Un bref témoignage valant souvent mieux qu'un long discours, je veux vous lire un extrait des cahiers de doléances du tribunal de grande instance de Niort, plus particulièrement de son tribunal pour enfants : « La prise en charge des mineurs se heurte à une insuffisance d'établissements spécialisés, alors même que le phénomène est maintenant connu de mineurs qui, très jeunes, s'inscrivent dans une spirale délinquante et présentent très rapidement un profil multirécidiviste, épuisant en cela les dispositifs classiques. Dans les Deux-Sèvres, aucun établissement spécifique n'existe, c'est pourquoi les juges des enfants sollicitent la création d'établissements spécialisés, qui prennent la dimension de la problématique posée par les très jeunes multirécidivistes ». Voilà bien la preuve du réel besoin de structures alternatives à celles de l'enfermement dans les EPM et les centres éducatifs fermés.
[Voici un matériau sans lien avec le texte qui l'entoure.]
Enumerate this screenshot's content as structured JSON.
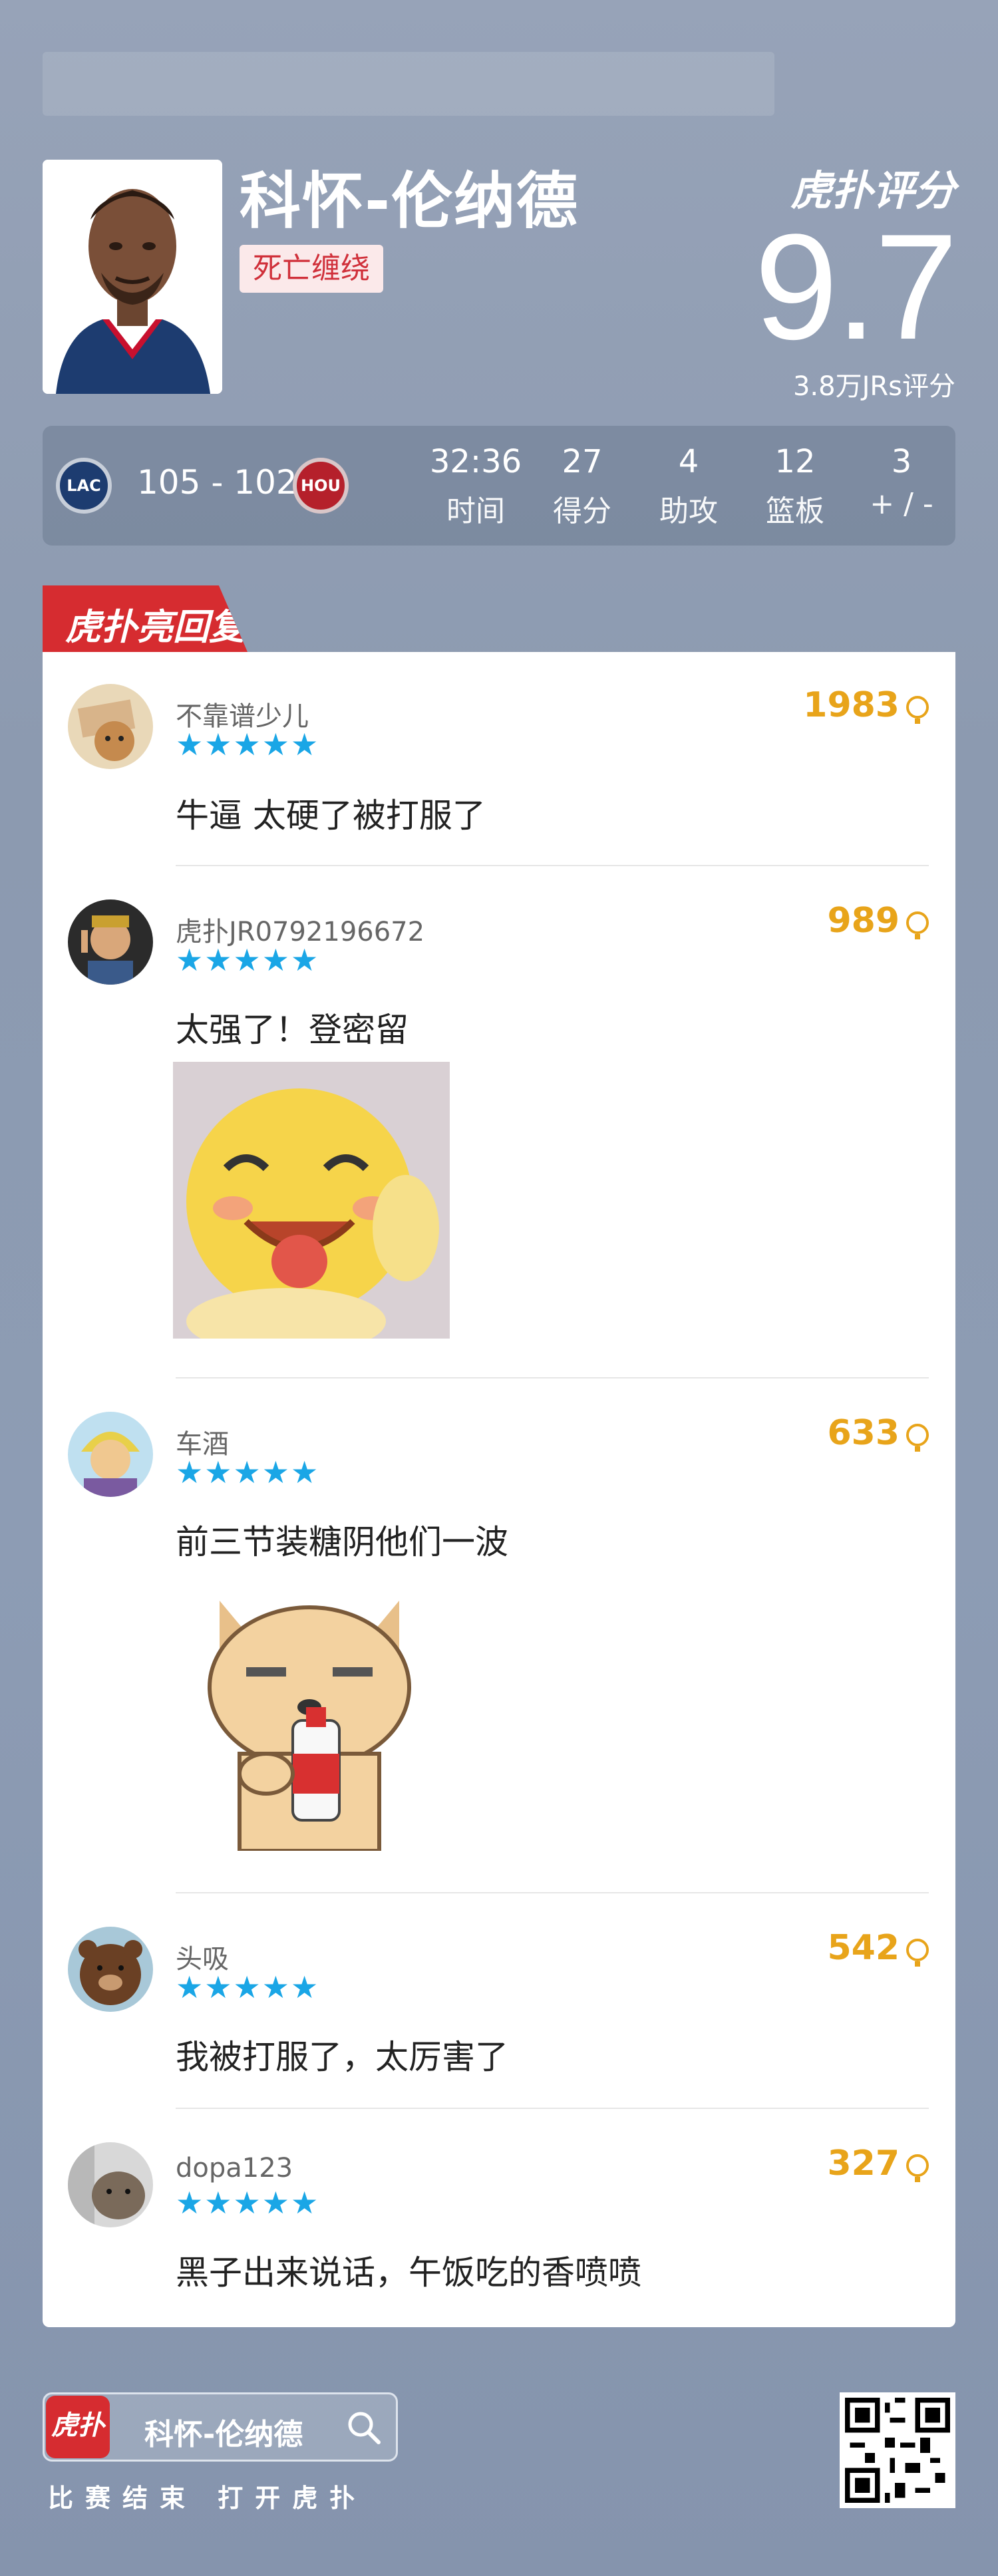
{
  "player": {
    "name": "科怀-伦纳德",
    "tag": "死亡缠绕"
  },
  "rating": {
    "brand": "虎扑评分",
    "score": "9.7",
    "count": "3.8万JRs评分"
  },
  "game": {
    "home_team": "LAC",
    "away_team": "HOU",
    "score": "105 - 102",
    "stats": [
      {
        "value": "32:36",
        "label": "时间"
      },
      {
        "value": "27",
        "label": "得分"
      },
      {
        "value": "4",
        "label": "助攻"
      },
      {
        "value": "12",
        "label": "篮板"
      },
      {
        "value": "3",
        "label": "+ / -"
      }
    ]
  },
  "section": {
    "title": "虎扑亮回复"
  },
  "comments": [
    {
      "user": "不靠谱少儿",
      "likes": "1983",
      "rating": 5,
      "text": "牛逼 太硬了被打服了"
    },
    {
      "user": "虎扑JR0792196672",
      "likes": "989",
      "rating": 5,
      "text": "太强了！登密留"
    },
    {
      "user": "车酒",
      "likes": "633",
      "rating": 5,
      "text": "前三节装糖阴他们一波"
    },
    {
      "user": "头吸",
      "likes": "542",
      "rating": 5,
      "text": "我被打服了，太厉害了"
    },
    {
      "user": "dopa123",
      "likes": "327",
      "rating": 5,
      "text": "黑子出来说话，午饭吃的香喷喷"
    }
  ],
  "stars": "★★★★★",
  "footer": {
    "app_icon_text": "虎扑",
    "search_text": "科怀-伦纳德",
    "cta": "比赛结束 打开虎扑"
  },
  "colors": {
    "accent_red": "#d62c30",
    "likes_gold": "#e8a41a",
    "star_blue": "#1aa6e6"
  }
}
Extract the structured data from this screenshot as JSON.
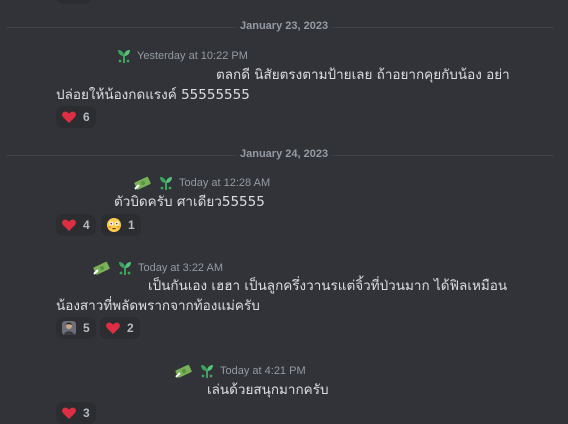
{
  "dividers": [
    {
      "label": "January 23, 2023"
    },
    {
      "label": "January 24, 2023"
    }
  ],
  "messages": [
    {
      "timestamp": "Yesterday at 10:22 PM",
      "lines": [
        "ตลกดี นิสัยตรงตามป้ายเลย ถ้าอยากคุยกับน้อง อย่า",
        "ปล่อยให้น้องกดแรงค์ 55555555"
      ],
      "reactions": [
        {
          "emoji": "heart-icon",
          "count": "6"
        }
      ]
    },
    {
      "timestamp": "Today at 12:28 AM",
      "lines": [
        "ตัวบิดครับ ศาเดียว55555"
      ],
      "reactions": [
        {
          "emoji": "heart-icon",
          "count": "4"
        },
        {
          "emoji": "flushed-face-icon",
          "count": "1"
        }
      ]
    },
    {
      "timestamp": "Today at 3:22 AM",
      "lines": [
        "เป็นกันเอง เฮฮา เป็นลูกครึ่งวานรแต่จิ้วที่ป่วนมาก ได้ฟิลเหมือน",
        "น้องสาวที่พลัดพรากจากท้องแม่ครับ"
      ],
      "reactions": [
        {
          "emoji": "avatar-emoji-icon",
          "count": "5"
        },
        {
          "emoji": "heart-icon",
          "count": "2"
        }
      ]
    },
    {
      "timestamp": "Today at 4:21 PM",
      "lines": [
        "เล่นด้วยสนุกมากครับ"
      ],
      "reactions": [
        {
          "emoji": "heart-icon",
          "count": "3"
        }
      ]
    }
  ],
  "colors": {
    "background": "#313338",
    "reaction_bg": "#2b2d31",
    "heart": "#dd2e44",
    "sprout": "#3ba55d",
    "muted_text": "#949ba4",
    "body_text": "#dbdee1"
  }
}
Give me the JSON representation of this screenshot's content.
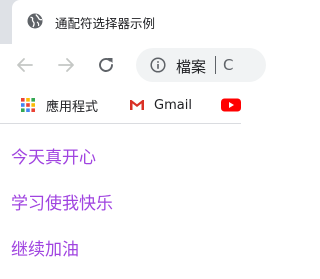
{
  "tab": {
    "title": "通配符选择器示例",
    "favicon": "globe-icon"
  },
  "toolbar": {
    "back_icon": "back-arrow-icon",
    "forward_icon": "forward-arrow-icon",
    "reload_icon": "reload-icon",
    "omnibox_info_icon": "info-icon",
    "omnibox_label": "檔案",
    "omnibox_url": "C"
  },
  "bookmarks": {
    "items": [
      {
        "label": "應用程式",
        "icon": "apps-grid-icon"
      },
      {
        "label": "Gmail",
        "icon": "gmail-icon"
      },
      {
        "label": "",
        "icon": "youtube-icon"
      }
    ]
  },
  "content": {
    "lines": [
      "今天真开心",
      "学习使我快乐",
      "继续加油"
    ],
    "text_color": "#a044e0"
  }
}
Aujourd'hui, un peu avant le coup de sifflet final de cette législature, nous voyons M. Ciotti présenter, non sans habileté, cette nouvelle forme d'encadrement comme une idée nouvelle qu'il serait prêt à mettre en oeuvre, alors que le 2 septembre dernier, Hervé Morin, ex-ministre de la défense, s'y opposait farouchement – je tiens à votre disposition le texte de sa déclaration. Personne n'est dupe de ces propositions de loi de dernière minute n'ayant qu'un seul objectif : reprendre une bonne idée pour mieux la vider de son contenu.

Mes chers collègues de la majorité, la vérité de votre politique est dans vos actes et, alors que vous êtes aux responsabilités depuis neuf ans, aujourd'hui encore, nous examinons un texte dont la logique n'est pas celle de la sanction précoce ni celle du développement d'un nouvel encadrement.